There were no deaths in perioperative period. Mean operative time in patients with T3 tumors was 143 minutes (min. 90, max. 200), and blood loss was evaluated for 373 ml (min. 0, max. 1200). In 5 cases (33%) operations were converted to open surgery due to advancement of disease (hilar infiltration, pathological vasculature). Weight of removed specimens in this group was 230 to 730 g (mean 622 g). In patients with T1/T2 tumors operative time was from 45 to 240 minutes (mean 105min.), and blood loss was evaluated for 0 to 2000ml (mean 180 ml). Mean weight of specimen was 452g (min. 153, max. 984g). In three cases (3.3%) decision about conversion was minded. In group 2 five (5.5%) serious complications was noted, mostly bleeding from hilar vessels and from adrenal area. In group 1 two cases (13.3%) of
serious complications occurred (patients converted because of the reasons listed above not included).

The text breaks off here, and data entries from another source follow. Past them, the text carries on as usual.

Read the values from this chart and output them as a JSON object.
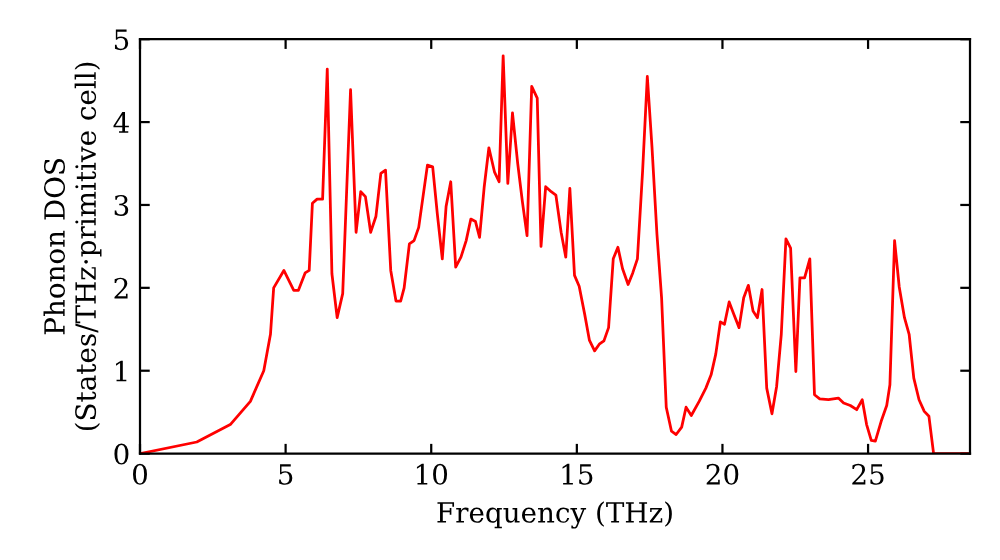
{
  "chart_data": {
    "type": "line",
    "xlabel": "Frequency (THz)",
    "ylabel": "Phonon DOS\n(States/THz·primitive cell)",
    "xlim": [
      0,
      28.5
    ],
    "ylim": [
      0,
      5
    ],
    "xticks": [
      0,
      5,
      10,
      15,
      20,
      25
    ],
    "yticks": [
      0,
      1,
      2,
      3,
      4,
      5
    ],
    "grid": false,
    "legend": false,
    "marker": "none",
    "line_style": "solid",
    "series": [
      {
        "color": "#ff0000",
        "x": [
          0,
          1.95,
          3.1,
          3.79,
          4.25,
          4.48,
          4.59,
          4.94,
          5.28,
          5.44,
          5.67,
          5.81,
          5.92,
          6.08,
          6.27,
          6.43,
          6.59,
          6.77,
          6.96,
          7.23,
          7.42,
          7.58,
          7.74,
          7.92,
          8.1,
          8.27,
          8.43,
          8.61,
          8.79,
          8.95,
          9.07,
          9.25,
          9.41,
          9.57,
          9.87,
          10.05,
          10.21,
          10.38,
          10.51,
          10.67,
          10.84,
          11.02,
          11.2,
          11.36,
          11.52,
          11.66,
          11.82,
          11.98,
          12.17,
          12.33,
          12.47,
          12.63,
          12.79,
          12.97,
          13.13,
          13.29,
          13.45,
          13.64,
          13.77,
          13.93,
          14.12,
          14.28,
          14.46,
          14.62,
          14.76,
          14.92,
          15.08,
          15.27,
          15.43,
          15.61,
          15.77,
          15.93,
          16.09,
          16.25,
          16.41,
          16.57,
          16.76,
          16.92,
          17.08,
          17.26,
          17.42,
          17.58,
          17.75,
          17.91,
          18.07,
          18.25,
          18.41,
          18.6,
          18.75,
          18.93,
          19.2,
          19.43,
          19.61,
          19.77,
          19.93,
          20.07,
          20.23,
          20.39,
          20.57,
          20.73,
          20.89,
          21.05,
          21.2,
          21.36,
          21.52,
          21.7,
          21.86,
          22.02,
          22.18,
          22.34,
          22.52,
          22.66,
          22.82,
          23.0,
          23.16,
          23.34,
          23.64,
          23.98,
          24.16,
          24.39,
          24.61,
          24.8,
          24.95,
          25.11,
          25.25,
          25.45,
          25.64,
          25.75,
          25.91,
          26.07,
          26.25,
          26.41,
          26.57,
          26.75,
          26.93,
          27.09,
          27.25,
          28.41
        ],
        "values": [
          0,
          0.14,
          0.35,
          0.63,
          1.0,
          1.44,
          2.0,
          2.21,
          1.97,
          1.97,
          2.18,
          2.21,
          3.02,
          3.07,
          3.07,
          4.64,
          2.17,
          1.64,
          1.93,
          4.39,
          2.67,
          3.16,
          3.1,
          2.67,
          2.86,
          3.38,
          3.42,
          2.21,
          1.84,
          1.84,
          2.0,
          2.53,
          2.57,
          2.73,
          3.48,
          3.46,
          2.89,
          2.35,
          2.98,
          3.28,
          2.25,
          2.37,
          2.57,
          2.83,
          2.8,
          2.61,
          3.22,
          3.69,
          3.4,
          3.28,
          4.8,
          3.26,
          4.11,
          3.5,
          3.04,
          2.63,
          4.43,
          4.29,
          2.5,
          3.22,
          3.16,
          3.12,
          2.67,
          2.37,
          3.2,
          2.15,
          2.02,
          1.68,
          1.37,
          1.24,
          1.32,
          1.36,
          1.52,
          2.35,
          2.49,
          2.23,
          2.04,
          2.18,
          2.35,
          3.42,
          4.55,
          3.7,
          2.65,
          1.88,
          0.56,
          0.27,
          0.23,
          0.32,
          0.56,
          0.46,
          0.63,
          0.79,
          0.95,
          1.2,
          1.59,
          1.56,
          1.83,
          1.68,
          1.52,
          1.88,
          2.03,
          1.72,
          1.64,
          1.98,
          0.79,
          0.48,
          0.81,
          1.44,
          2.59,
          2.48,
          0.99,
          2.12,
          2.12,
          2.35,
          0.71,
          0.66,
          0.65,
          0.67,
          0.61,
          0.58,
          0.53,
          0.65,
          0.35,
          0.16,
          0.15,
          0.39,
          0.58,
          0.83,
          2.57,
          2.01,
          1.64,
          1.44,
          0.91,
          0.65,
          0.51,
          0.45,
          0,
          0
        ]
      }
    ]
  }
}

1. RLN is a safe method of treatment in patients with stage T1 and T2 kidney tumors. 2. In cases of T3 cancer RLN is burdened with much higher risk of conversion to open surgery, longer operative time and greater intraoperative blood loss. 3. Indications for laparoscopic nephrectomy in T3 cases should be set carefully and selectively. Basic criterion should be safety of the patient and the necessity of oncological radicality. This study has been financed by 2007-2010 scientific grant for research projects.